Immunomodulation strategies in the critically ill

  • Severe sepsis is the result of an infectious stimulus that triggers a hyper-inflammatory response and results in multiple organ failure. This hyper immune response triggers a phase of immunoparalysis that results in the patient’s inability to resist and clear infections, causing the delayed mortality observed is some septic patients.
  • The inflammatory and coagulation cascades are closely linked such that a significant aspect of the disease process is attributed to the activation of the coagulation cascade by circulating inflammatory mediators.
  • Therapeutic approaches to sepsis have targeted the hyper-inflammatory response, inhibition of the subsequent coagulation cascade, and immunostimulation during the immunoparalysis phase.
  • Proven beneficial therapies for sepsis are limited to the mechanical eradication of the source of infection, antibiotics to clear the organism, the judicious use of fluids to support organ perfusion, and oxygen supplementation. Studies evaluating immunotherapeutics for the treatment of severe sepsis have failed to show efficacy in clinical trials.
  • Further research may demonstrate effectiveness using a strategy of targeting therapies based on an improved identification of the patient’s phase of sepsis, use of combination therapies, a better understanding and strategy aimed at specific host-organism interactions, and /or better specified therapies in relation to identified biomarkers.

Conclusion:

  • Studies evaluating the use of immunotherapeutics for severe sepsis are plagued with multiple confounding factors including the pre-dominant phase of sepsis (hyperimmune versus hypoimmune), differing offending organisms, differing host-organism interactions, heterogeneity in the patient populations, and underpowered study designs.
  • Perhaps the correct immunotherapy will need to be tailored in order to decrease the immune response in the hyperimmune phase and increase it during the hypoimmune phase.
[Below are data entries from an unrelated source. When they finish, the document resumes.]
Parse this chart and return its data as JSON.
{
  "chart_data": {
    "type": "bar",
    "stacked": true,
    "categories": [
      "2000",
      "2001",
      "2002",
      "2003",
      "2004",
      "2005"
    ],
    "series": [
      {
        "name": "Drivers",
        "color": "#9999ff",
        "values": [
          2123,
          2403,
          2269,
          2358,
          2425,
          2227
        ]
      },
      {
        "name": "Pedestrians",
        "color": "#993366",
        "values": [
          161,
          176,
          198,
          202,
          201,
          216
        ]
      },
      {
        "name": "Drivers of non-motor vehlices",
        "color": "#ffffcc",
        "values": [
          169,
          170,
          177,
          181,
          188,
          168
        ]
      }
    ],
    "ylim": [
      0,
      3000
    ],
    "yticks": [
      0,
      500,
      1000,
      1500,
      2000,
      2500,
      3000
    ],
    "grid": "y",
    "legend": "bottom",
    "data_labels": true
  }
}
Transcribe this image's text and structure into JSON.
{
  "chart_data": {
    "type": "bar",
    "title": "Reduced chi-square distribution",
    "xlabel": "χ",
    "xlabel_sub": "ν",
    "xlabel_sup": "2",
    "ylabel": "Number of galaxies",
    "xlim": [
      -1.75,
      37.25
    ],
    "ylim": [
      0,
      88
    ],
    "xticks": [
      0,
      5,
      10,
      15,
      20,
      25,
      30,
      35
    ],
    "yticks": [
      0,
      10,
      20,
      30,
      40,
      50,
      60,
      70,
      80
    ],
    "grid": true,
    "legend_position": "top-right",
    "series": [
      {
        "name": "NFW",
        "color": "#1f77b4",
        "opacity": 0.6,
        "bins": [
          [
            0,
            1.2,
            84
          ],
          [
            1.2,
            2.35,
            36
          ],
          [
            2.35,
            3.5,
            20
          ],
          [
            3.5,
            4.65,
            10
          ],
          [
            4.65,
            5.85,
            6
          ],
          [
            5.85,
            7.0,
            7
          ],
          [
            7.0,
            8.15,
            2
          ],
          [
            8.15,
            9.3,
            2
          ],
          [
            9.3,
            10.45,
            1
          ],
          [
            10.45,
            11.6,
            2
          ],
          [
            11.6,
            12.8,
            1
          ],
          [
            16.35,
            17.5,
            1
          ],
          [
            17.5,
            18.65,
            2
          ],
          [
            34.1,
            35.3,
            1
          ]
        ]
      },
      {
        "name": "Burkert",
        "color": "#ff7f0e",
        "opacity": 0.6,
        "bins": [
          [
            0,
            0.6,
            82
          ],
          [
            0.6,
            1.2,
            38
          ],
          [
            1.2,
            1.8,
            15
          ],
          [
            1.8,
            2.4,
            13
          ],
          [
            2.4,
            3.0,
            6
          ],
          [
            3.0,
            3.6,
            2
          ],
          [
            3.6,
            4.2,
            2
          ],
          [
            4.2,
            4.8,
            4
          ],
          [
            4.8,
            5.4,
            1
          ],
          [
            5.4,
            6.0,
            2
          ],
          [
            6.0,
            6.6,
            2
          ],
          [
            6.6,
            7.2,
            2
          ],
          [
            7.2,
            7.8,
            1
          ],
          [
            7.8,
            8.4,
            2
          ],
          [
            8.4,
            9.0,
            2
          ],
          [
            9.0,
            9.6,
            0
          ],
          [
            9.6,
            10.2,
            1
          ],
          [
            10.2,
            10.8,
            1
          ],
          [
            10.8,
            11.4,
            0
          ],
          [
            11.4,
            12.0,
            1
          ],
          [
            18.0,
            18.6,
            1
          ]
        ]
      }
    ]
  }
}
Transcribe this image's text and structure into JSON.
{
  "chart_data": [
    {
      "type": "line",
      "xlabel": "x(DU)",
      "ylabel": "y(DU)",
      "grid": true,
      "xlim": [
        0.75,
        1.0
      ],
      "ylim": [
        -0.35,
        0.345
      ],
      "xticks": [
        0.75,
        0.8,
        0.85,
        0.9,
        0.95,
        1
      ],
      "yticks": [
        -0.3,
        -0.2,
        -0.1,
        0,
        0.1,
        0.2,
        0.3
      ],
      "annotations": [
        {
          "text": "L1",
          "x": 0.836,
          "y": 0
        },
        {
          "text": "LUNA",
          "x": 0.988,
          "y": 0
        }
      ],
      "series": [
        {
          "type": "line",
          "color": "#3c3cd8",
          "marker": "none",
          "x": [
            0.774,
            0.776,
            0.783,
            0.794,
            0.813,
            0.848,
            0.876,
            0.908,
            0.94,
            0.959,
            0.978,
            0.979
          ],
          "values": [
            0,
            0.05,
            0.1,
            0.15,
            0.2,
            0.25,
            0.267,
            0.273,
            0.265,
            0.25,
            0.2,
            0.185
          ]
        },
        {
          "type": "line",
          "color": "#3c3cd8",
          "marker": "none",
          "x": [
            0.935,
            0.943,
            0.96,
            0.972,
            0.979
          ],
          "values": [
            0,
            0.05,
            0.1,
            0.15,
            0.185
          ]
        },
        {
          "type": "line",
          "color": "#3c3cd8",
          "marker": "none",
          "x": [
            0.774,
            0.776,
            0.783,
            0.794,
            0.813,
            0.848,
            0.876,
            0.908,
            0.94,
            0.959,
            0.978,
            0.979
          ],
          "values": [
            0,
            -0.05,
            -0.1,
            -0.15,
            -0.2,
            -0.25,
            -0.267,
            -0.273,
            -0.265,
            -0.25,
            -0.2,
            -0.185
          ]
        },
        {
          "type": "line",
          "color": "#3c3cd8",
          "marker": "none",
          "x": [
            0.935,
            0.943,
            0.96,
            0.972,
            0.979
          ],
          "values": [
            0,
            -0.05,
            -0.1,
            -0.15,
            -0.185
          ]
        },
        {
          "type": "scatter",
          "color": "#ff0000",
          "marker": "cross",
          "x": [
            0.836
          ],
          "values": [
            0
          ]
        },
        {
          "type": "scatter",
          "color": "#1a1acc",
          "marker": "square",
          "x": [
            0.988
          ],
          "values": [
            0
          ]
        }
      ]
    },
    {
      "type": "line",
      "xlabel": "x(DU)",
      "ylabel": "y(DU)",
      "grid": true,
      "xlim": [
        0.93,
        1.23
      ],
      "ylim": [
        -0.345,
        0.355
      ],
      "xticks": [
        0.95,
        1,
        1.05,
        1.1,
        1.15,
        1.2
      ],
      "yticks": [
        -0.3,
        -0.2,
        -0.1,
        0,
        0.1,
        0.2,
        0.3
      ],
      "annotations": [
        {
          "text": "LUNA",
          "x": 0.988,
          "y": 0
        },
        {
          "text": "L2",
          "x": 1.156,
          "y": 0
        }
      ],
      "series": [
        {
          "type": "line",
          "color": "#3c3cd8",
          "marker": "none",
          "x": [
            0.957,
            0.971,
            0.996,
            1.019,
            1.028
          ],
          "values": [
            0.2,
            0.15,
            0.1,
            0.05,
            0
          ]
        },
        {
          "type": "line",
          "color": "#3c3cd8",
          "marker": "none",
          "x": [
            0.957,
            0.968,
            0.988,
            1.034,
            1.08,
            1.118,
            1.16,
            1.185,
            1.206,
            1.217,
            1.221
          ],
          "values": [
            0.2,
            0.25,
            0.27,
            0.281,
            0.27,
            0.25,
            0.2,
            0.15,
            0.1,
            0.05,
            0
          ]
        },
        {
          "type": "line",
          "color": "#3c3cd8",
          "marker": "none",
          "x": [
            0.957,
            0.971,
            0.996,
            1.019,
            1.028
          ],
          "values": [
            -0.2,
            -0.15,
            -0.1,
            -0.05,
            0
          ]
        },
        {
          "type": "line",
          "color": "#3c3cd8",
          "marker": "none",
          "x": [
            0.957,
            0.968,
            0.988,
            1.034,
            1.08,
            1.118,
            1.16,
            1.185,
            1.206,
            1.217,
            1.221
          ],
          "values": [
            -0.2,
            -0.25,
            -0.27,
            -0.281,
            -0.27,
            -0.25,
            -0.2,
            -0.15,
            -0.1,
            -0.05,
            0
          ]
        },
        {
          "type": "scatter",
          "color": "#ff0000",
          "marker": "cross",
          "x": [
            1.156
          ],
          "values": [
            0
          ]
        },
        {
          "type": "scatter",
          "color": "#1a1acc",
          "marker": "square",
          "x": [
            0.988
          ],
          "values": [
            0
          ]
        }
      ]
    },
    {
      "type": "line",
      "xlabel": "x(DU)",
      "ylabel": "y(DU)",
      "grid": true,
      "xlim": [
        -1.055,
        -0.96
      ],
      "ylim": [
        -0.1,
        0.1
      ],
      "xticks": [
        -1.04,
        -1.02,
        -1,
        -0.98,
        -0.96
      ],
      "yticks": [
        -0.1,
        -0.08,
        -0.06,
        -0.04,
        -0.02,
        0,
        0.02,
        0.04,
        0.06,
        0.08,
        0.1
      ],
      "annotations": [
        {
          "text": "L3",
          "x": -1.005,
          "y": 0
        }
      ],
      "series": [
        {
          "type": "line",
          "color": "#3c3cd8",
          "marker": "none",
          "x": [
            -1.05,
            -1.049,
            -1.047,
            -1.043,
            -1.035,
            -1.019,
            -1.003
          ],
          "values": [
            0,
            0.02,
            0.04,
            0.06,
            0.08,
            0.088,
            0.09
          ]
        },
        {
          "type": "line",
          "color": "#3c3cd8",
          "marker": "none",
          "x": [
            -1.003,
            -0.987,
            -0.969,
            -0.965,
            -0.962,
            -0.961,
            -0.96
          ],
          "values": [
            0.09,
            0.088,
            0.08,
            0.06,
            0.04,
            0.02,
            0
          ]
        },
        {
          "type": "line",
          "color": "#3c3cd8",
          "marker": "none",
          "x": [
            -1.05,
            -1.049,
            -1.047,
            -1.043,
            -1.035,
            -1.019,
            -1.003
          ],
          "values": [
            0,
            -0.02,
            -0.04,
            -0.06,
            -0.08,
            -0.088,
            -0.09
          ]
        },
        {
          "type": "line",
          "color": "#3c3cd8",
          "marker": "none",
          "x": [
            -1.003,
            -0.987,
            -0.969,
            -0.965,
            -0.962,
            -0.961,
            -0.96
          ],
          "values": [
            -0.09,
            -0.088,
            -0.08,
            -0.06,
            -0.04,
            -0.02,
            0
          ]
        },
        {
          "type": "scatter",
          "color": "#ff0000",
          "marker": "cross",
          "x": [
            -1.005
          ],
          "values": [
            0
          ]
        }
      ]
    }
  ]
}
In order to do so, better markers of these phases of sepsis are needed. Further studies may also find more efficacy in using multiple therapies simultaneously to obtain best results.
  • Finally, there exists a close interaction between in the immune and coagulation system. Further study of this link and therapies to temper the coagulation cascade many prove to be a successful modality of therapy in order to halt the body’s progression to multiple organ failure.